INSPIRATION: Wird in Verhandlungen gelogen? Na klar. Ist das in Ordnung? Natürlich nicht. Aber offenbar gibt es Täuschungsversuche, die eher hingenommen werden als andere. Aber zuerst einmal: Welche Lügen wenden Menschen in Verhandlungen an? Da gibt es jede Menge, auch wenn sie diese vermutlich nicht als Lügen, sondern eher als Bluff bezeichnen würden. Da wird nicht die Wahrheit über den Leistungsgegenstand erzählt, über den Preis oder die Verfügbarkeit („Nur noch drei Stück auf Lager!“). Oder es wird Unzufriedenheit mit dem Angebot vorgetäuscht, so getan, als sei man in anderen Dingen total einer Meinung mit dem Verhandlungspartner (Similar-to-me-Technik), ein angeblicher „Freundschaftspreis“ geboten, über viel bessere Konkurrenzangebote gelogen, von internen Deadlines und Vorgaben gefaselt oder gar von ethischen Standards im eigenen Unternehmen.
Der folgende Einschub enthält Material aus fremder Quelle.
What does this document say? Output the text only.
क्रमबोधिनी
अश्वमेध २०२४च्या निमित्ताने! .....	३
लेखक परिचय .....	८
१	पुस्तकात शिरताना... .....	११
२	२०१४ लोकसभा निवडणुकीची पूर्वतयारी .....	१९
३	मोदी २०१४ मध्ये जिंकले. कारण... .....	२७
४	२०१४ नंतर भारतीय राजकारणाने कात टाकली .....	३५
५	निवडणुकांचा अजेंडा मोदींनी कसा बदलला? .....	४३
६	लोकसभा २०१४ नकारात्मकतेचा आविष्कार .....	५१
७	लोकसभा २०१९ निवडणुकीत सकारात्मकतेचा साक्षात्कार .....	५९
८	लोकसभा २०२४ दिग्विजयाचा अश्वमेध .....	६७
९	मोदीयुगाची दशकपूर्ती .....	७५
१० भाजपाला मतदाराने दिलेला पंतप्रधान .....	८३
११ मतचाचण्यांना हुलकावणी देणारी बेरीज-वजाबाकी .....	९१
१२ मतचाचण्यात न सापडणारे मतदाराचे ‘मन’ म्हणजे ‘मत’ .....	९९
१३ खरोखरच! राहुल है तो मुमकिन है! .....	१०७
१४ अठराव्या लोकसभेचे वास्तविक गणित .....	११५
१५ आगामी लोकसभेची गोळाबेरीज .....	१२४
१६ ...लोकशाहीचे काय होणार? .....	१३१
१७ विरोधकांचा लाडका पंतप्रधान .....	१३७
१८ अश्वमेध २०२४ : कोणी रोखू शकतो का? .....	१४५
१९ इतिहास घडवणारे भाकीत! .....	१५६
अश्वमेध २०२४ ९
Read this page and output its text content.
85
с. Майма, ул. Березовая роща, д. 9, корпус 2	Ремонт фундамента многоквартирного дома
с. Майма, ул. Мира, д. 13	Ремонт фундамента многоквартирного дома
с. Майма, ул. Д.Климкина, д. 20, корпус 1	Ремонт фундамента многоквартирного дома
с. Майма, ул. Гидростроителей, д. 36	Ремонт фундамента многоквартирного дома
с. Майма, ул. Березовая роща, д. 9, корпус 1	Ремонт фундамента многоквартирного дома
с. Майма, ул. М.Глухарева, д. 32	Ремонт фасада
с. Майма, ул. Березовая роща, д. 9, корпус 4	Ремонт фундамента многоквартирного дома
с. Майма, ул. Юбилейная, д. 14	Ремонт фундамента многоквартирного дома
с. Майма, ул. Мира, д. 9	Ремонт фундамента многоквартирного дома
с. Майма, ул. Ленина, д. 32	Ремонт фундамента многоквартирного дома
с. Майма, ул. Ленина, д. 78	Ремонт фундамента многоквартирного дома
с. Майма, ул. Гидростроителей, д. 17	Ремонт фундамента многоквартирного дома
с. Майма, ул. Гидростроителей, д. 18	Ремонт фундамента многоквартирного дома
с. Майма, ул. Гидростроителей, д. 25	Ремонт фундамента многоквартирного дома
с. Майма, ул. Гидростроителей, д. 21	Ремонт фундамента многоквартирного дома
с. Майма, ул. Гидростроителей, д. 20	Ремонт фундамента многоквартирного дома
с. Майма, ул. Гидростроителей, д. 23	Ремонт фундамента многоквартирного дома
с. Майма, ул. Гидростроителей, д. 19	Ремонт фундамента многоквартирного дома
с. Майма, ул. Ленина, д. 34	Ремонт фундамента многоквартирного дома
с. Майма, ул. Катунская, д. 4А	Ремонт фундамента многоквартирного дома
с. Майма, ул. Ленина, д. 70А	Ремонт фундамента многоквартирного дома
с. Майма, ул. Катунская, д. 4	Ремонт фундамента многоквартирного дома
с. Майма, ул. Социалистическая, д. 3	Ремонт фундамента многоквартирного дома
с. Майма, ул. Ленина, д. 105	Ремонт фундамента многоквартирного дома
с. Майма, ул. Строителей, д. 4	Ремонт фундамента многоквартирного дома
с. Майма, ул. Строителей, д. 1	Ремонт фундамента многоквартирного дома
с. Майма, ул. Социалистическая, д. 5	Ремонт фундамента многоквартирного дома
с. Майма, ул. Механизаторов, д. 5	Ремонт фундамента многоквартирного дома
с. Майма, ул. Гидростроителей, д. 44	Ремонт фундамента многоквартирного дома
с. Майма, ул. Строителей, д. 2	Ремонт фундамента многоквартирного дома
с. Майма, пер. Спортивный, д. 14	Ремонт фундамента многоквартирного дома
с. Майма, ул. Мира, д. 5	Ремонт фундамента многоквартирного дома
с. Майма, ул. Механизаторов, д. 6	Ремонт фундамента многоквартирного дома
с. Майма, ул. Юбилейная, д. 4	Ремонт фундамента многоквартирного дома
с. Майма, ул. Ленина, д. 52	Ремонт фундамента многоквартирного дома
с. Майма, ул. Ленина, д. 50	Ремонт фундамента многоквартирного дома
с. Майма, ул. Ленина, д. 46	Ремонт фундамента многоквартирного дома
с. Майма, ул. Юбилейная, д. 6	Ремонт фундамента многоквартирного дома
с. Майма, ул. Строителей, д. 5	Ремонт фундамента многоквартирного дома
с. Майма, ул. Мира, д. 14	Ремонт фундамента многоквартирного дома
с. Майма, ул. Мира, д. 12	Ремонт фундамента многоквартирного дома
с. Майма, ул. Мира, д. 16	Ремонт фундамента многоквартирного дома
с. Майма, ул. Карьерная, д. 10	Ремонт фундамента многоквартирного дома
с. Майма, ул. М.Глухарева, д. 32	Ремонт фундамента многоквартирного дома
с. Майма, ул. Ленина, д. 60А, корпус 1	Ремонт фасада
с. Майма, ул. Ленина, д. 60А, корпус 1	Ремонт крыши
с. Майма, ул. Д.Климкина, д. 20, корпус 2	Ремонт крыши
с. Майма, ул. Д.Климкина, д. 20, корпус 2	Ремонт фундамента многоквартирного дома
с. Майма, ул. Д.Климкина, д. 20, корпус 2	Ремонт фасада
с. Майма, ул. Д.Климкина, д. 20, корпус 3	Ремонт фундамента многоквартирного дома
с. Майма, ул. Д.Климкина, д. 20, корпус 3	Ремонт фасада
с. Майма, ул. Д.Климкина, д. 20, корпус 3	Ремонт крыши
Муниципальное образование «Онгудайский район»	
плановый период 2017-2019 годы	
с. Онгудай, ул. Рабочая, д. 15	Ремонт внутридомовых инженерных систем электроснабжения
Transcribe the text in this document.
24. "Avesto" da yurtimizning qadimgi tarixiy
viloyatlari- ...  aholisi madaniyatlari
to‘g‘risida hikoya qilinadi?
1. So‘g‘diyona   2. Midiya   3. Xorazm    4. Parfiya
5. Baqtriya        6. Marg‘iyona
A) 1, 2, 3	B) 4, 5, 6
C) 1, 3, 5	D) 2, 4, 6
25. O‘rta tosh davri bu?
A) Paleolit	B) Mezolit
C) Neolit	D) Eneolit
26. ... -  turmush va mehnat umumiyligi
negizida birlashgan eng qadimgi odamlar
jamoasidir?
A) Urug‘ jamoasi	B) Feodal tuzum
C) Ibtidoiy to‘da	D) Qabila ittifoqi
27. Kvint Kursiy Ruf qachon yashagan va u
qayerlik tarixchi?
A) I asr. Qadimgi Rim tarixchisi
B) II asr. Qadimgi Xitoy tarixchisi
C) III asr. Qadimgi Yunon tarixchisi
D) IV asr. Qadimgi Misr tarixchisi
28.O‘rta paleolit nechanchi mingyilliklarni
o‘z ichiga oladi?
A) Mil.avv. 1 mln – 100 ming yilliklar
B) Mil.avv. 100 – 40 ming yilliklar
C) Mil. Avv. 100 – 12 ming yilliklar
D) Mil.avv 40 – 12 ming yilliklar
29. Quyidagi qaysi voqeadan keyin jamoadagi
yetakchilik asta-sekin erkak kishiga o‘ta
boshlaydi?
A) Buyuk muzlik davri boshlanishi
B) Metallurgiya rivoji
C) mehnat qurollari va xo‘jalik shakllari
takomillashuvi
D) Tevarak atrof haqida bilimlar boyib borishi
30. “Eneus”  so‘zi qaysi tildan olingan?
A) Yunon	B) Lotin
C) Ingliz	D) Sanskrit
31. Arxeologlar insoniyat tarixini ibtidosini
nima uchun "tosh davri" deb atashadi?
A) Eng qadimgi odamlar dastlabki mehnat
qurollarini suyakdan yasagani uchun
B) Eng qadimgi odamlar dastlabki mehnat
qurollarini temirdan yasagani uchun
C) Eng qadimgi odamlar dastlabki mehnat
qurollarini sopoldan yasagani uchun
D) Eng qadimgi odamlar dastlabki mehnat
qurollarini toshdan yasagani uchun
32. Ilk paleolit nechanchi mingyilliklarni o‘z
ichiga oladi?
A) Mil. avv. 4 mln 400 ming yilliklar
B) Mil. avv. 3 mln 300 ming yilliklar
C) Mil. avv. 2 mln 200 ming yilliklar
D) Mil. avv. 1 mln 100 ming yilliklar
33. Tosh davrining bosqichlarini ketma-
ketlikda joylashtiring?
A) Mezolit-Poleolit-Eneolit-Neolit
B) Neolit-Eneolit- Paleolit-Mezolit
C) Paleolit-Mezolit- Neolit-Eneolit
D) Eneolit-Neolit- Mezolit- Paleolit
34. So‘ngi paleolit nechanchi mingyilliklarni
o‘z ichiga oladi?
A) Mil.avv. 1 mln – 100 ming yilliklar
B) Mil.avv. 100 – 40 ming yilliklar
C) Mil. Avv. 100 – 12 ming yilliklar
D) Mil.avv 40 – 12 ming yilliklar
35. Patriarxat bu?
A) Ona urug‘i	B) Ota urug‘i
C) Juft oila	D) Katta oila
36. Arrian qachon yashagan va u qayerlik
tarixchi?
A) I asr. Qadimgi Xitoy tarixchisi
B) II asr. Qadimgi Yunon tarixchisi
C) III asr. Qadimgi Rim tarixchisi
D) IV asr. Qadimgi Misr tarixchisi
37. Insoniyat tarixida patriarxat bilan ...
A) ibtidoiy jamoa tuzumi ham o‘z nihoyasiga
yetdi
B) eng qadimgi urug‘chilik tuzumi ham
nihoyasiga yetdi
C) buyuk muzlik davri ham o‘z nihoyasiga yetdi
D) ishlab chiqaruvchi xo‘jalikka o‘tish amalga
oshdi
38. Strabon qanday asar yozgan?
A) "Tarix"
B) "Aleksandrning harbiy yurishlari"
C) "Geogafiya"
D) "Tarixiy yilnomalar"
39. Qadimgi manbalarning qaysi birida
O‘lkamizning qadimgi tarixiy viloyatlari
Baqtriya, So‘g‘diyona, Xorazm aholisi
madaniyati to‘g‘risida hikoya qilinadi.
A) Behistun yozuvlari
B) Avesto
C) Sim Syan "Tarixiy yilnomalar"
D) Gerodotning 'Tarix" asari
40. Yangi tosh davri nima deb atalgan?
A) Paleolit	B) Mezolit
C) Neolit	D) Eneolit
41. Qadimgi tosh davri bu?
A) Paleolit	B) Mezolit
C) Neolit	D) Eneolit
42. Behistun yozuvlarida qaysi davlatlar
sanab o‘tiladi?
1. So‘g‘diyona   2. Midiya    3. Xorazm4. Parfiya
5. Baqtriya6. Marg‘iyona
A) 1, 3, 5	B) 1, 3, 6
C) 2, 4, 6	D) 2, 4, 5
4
Normal? Offensichtlich, aber wovon hängt es ab, in welchem Umfang derartig getäuscht wird? Von vielen Dingen, wie in der Beitrag in der Zeitschrift für Konfliktmanagement anhand zahlreicher Studien gezeigt wird (Die Wirkung von Täuschungen in der Verhandlungen): Alter, Bildungsgrad, Branche, Unternehmenskultur, Verhandlungserfahrung, Erwartungen (wenn ich erwarte, dass der andere täuscht, verhalte ich mich entsprechend), Zeitdruck, Verhältnis zum Gegenüber, Erwartung, ertappt oder nicht ertappt zu werden usw. Aber vor allem wohl von der moralischen Bewertung der Irreführung.
Welche Lügen „zulässig“ sind
Letzteres wollten die Autorin untersuchen und hat dazu verschiedene Zielgruppen zum Moralverständnis befragt: Anwälte, Richter, professionelle Verhandler und Studierende. Einige der Täuschungen werden von allen gleichermaßen moralisch verurteilt, andere offenbar eher als harmlose taktische Bluffs bewertet. Kritisch werden von allen Unwahrheiten über die Rechtslage beurteilt (also dass etwas angeblich zulässig oder unzulässig sei) und Unwahrheiten über den Verhandlungsgegenstand (wenn der Wagen angeblich unfallfrei ist). Auch Behauptungen über Alternativangebote werden abgelehnt. Weit weniger problematisch beurteilen alle Befragten Behauptungen über angebliche Deadlines (Das Angebot endet in 24 Stunden), über den „reservation price“ („Das ist der maximale Preis, den ich zu zahlen bereit bin!“) und über persönliche Referenzen („Den Staubsauger habe ich selbst zu Hause!“ – „Das ist mein Lieblingsrotwein!“).
Was lernen wir daraus? Naja, zumindest können wir davon ausgehen, dass wir häufiger mit letzteren rechnen müssen, denn wenn sie als harmlos gelten, werden sie vermutlich häufiger angewandt. Gefragt wurde danach nicht. Oder anders herum: Wenn Ihnen ein Verkäufer etwas von persönlichen Präferenzen erzählt oder angeblichen Deadlines, sollten wir darauf nicht allzu viel geben.
Interessanter wäre die Frage, wie man sich vor solchen Täuschungen schützt. Die Tipps hierzu sind spärlich. In gute Vertrauensbeziehungen investieren könnte helfen – überhaupt: Wer häufiger miteinander verhandelt, wird vermutlich vorsichtiger sein, weil er die Beziehung nicht schädigen will. Zum andern, gut informiert zu sein oder zumindest informiert und kompetent zu wirken. Letzter Tipp: Signalling bezüglich der eigenen Ehrlichkeit betreiben bzw. diese vom anderen einfordern. Ob’s hilft, wird man nicht immer herausfinden können.